The answer according to the article is that like most things that are worth giving a damn about, no one knows. Personally, I keep a little notebook in which I jot down my workout specs and how the workout felt. One such entry is about last Sunday, when I went on my weekly long run. I’m now on week 7 of the marathon training guide I found on the internet, so last Sunday’s run was 7 miles. I had some kind of virus and scratchy throat and felt my ass dragging like a sack of lead shot. I got passed, a lot. It was also 11 am and the temperature was already in the upper 80s. These are all the stuff of quitting, but I slogged on. I don’t know if it was worth it. Probably, since I didn’t really have a specific running-related problem–I just felt like crap. I had to take a nap and felt terrible the rest of the day from dehydration. Most days I am fine, and I keep the notebook to make sure I notice if I feel bad more than a few days in a row.
I am generally getting better at managing the kind of exhaustion I mentioned above. I am tired from training, every day. When I first started out training, I needed at least a two-hour nap after every run. Now I don’t know if I’m less tired or if I’m just better at ignoring it. Coffee helps, as does generally not running at the crack of dawn. We’ll see what happens after I switch to running at 6 am again. Unemployment and many cool days have allowed me to roll out in the late morning, sometimes even the early evening, but that will have to change if/when I get a job.

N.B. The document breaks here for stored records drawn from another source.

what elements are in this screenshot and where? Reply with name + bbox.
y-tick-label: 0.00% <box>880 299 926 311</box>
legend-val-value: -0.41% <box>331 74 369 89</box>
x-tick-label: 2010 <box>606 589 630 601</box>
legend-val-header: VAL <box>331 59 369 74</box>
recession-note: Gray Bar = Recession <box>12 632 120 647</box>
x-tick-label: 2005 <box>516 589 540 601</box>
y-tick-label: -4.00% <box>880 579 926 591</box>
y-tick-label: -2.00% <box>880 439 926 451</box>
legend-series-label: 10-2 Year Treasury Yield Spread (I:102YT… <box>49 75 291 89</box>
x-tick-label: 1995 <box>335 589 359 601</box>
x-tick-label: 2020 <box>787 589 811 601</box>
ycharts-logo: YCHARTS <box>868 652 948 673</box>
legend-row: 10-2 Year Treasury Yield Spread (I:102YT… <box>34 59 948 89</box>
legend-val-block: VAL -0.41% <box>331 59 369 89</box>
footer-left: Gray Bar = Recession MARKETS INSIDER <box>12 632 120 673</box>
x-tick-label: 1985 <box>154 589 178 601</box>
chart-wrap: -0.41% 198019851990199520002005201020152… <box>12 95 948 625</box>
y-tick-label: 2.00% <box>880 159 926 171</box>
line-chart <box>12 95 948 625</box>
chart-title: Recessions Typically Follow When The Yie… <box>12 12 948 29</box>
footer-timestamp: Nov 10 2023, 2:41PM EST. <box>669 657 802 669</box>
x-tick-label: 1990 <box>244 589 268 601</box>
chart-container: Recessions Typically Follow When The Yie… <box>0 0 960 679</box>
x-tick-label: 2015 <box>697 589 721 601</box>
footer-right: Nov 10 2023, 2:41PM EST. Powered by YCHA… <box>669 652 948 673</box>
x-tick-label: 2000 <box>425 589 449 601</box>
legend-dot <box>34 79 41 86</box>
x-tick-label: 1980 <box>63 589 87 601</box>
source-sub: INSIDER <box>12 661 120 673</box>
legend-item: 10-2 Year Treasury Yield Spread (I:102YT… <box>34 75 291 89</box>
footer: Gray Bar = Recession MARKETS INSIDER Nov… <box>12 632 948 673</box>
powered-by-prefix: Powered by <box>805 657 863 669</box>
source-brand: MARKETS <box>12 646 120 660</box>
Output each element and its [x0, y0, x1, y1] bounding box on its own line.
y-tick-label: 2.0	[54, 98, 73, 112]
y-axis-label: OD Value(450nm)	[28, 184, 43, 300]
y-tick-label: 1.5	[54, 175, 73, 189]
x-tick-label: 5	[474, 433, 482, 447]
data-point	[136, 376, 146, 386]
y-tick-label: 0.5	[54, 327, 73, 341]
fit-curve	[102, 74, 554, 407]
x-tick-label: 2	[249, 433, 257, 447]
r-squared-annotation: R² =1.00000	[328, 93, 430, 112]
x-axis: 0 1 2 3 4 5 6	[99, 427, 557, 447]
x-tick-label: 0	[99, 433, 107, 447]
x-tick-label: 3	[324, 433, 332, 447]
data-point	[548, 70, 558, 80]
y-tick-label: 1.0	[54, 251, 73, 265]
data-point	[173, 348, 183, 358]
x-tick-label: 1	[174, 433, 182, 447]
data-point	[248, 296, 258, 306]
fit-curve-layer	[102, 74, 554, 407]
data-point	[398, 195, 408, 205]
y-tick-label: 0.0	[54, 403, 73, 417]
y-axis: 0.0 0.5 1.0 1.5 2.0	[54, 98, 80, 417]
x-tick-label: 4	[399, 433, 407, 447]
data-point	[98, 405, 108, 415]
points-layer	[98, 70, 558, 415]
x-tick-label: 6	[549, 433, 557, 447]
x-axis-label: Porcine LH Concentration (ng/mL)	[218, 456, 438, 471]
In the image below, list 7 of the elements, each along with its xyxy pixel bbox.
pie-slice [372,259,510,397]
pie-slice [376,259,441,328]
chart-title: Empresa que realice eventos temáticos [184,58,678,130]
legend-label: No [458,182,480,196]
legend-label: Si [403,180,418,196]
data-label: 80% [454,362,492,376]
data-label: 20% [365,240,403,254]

I haven’t experienced anything worse than being tired so far, though, which makes me cautiously hopeful that an old mystery hip problem I used to have may be less of an issue these days. Often when I had been running for a couple of weeks, I would develop this irritated, grating popping sensation in my left hip, with an accompanying vicious stabbing pain. I started to favor my left leg, which led to my right knee getting thrown out of whack, a situation known as a compensation injury, or dumbass syndrome. According to Keith Hanson, some guy quoted in the NYT article, “If you are gimping — altering your gait— after 10 minutes of running, then it is an injury and not just an ache or pain”. That advice, plus my notebook, is so far working out well enough for me.